Android 8.0 Oreo released, OTA update rolling out to the devices in beta program
After so many rumors about the name of the Google’s next generation Android OS, Google has finally unveiled the new Android 8.0 Oreo OS in an official event today and has started rolling it to the Nexus and Pixel devices in the beta program. The company has also released the system images for the Nexus 5X, Nexus 6P, Nexus Player, Pixel C, Pixel and Pixel XL and these can be downloaded from the Android developer page here. Google also confirmed that it has been working closely with the major smartphone companies like Essential, Huawei, HTC, Kyocera, Motorola, HMD Global Home of Nokia Phones, Samsung, Sharp and Sony that are now working on upgrading their new and old devices to Android 8.0 Oreo by the end of this year.
The Android 8.0 Oreo comes with new features including picture-in-picture, autofill, integrated Instant Apps, Google Play Protect, faster boot time and much more. Following the features and improvements that you will see with your phones running Android Oreo:
- Picture-in-picture lets users manage two tasks simultaneously on any size screen, and it’s easy for apps to support it. (Shown at right)
- Notification dots extend the reach of notifications and offer a new way to surface activity in your apps. Dots work with zero effort for most apps — we even extract the color of the dot from your icon.
- Autofill framework simplifies how users set up a new device and synchronize their passwords. Apps using form data can optimize their apps for Autofill, and password manager apps can use the new APIs to make their services available to users in their favorite apps. Autofill will roll out fully over the next few weeks as part of an update to Google Play Services.
- System optimizations help apps run faster and smoother — for example, in the runtime we added a new concurrent compacting garbage collection, code locality, and more.
- Background limits: We added new limits on background location and wi-fi scans and changes in the way apps run in the background. These boundaries prevent unintentional overuse of battery and memory and apply to all apps — make sure you understand and account for these in your apps.
- Complementary Android Vitals dashboards and IDE profilers: In the Play Console you can now see aggregate data about your app to help you pinpoint common issues – excessive crash rate, ANR rate, frozen frames, slow rendering, excessive wakeups, and more. You’ll also find new performance profilers in Android Studio 3.0, and new instrumentation in the platform.

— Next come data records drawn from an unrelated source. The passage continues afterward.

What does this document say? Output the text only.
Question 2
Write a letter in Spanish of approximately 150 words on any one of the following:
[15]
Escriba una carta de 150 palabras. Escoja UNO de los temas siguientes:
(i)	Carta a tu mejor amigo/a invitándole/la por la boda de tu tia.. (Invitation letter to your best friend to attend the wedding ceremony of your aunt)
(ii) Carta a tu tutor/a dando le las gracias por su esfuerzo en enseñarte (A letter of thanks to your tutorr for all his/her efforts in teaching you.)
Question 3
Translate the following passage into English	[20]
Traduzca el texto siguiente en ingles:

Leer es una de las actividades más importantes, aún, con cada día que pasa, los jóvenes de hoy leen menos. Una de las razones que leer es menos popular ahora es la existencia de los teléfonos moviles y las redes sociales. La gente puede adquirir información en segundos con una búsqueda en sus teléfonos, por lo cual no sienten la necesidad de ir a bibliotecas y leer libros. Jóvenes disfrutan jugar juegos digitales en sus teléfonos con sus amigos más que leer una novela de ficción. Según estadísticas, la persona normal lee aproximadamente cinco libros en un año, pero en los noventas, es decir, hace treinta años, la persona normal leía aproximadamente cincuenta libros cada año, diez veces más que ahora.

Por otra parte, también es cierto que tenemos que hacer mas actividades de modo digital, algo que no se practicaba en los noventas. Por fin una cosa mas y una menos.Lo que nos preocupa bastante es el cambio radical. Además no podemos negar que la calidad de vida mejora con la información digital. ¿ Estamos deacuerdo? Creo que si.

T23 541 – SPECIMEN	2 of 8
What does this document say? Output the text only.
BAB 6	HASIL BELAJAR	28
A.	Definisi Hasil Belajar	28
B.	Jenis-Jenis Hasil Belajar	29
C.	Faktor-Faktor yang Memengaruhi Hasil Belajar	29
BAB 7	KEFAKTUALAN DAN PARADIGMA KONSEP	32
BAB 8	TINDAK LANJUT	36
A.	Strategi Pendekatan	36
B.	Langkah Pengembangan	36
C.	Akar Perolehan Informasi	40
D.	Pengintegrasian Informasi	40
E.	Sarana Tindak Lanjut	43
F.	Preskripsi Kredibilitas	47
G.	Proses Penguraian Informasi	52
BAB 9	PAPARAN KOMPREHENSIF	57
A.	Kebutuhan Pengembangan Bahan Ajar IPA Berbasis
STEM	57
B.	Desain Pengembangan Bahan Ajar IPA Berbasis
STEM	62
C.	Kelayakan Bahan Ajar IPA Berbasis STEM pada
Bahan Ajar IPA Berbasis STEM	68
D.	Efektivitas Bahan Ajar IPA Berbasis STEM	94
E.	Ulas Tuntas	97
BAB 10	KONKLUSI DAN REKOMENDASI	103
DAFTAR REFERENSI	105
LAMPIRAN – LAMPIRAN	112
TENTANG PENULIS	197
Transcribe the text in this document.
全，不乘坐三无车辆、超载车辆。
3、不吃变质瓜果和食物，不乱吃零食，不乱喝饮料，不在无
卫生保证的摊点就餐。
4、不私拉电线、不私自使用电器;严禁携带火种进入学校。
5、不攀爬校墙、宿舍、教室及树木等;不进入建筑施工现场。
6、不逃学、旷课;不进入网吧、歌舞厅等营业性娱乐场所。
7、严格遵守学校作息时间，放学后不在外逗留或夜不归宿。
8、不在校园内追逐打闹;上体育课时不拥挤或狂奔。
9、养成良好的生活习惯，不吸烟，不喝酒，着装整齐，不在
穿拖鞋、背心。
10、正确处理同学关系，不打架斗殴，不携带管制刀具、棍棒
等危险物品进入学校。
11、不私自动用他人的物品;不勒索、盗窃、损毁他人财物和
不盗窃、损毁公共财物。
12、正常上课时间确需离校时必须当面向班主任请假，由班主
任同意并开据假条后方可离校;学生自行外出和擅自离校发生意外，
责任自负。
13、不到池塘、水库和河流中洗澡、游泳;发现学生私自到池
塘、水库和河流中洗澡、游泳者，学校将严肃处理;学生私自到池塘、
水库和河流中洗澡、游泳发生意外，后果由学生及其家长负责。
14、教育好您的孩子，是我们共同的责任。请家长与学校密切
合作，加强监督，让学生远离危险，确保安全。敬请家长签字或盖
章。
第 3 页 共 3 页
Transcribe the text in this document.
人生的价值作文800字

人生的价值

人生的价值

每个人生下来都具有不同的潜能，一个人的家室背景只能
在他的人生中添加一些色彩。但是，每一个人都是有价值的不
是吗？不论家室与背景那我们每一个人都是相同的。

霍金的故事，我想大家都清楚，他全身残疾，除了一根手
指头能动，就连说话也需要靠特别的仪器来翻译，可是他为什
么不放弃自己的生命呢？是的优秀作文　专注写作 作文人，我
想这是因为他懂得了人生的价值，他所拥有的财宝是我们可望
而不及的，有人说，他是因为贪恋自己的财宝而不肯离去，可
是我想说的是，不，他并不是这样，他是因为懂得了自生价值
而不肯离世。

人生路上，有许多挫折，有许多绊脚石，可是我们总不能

- Autosizing textview: Use autosizing TextView to automatically fill a TextView with text, regardless of the amount. You can create an array of preset text sizes, or set min and max sizes with a step granularity, and the text will grow and shrink to fill the available TextView space.
- Fonts in XML: Fonts are now a fully supported resource type. You can now use fonts in XML layouts and define font families in XML.
- Downloadable fonts and emoji: With downloadable fonts you can load fonts from a shared provider instead of including them in your APK. The provider and support library manage the download of fonts and shares them across apps. The same implementation also supports downloadable emoji, so you can get updated emoji without being limited to the emoji built into the device.
- Adaptive icons: You can now create adaptive icons that the system displays in different shapes, based on a mask selected by a device manufacturer. The system also animates interactions with the icons, and uses them in the launcher, shortcuts, settings, sharing dialogs, and in the overview screen.
- Shortcut pinning: App shortcuts and homescreen widgets are great for engaging users and now you can let users add and pin shortcuts and widgets to the launcher from within your app. There’s also a new option to add a specialized activity to help users create shortcuts. The activity is complete with custom options and confirmation.
- Wide-gamut color for apps: Imaging apps can now take full advantage of new devices that have a wide-gamut color capable display. To display wide gamut images, apps enable a flag in their manifest files (per activity) and load bitmaps with an embedded wide color profile (AdobeRGB, Pro Photo RGB, DCI-P3, etc.).
- WebView enhancements: In Android Oreo, we’ve enabled WebView multiprocess mode by default and added an API to let your app handle errors and crashes. You can also opt in your app’s WebView objects to verify URLs through Google Safe Browsing.
- Java 8 Language APIs and runtime optimizations: Android now supports several new Java Language APIs, including the new java.time API. In addition, the Android Runtime is faster than ever before, with improvements of up to 2x on some application benchmarks.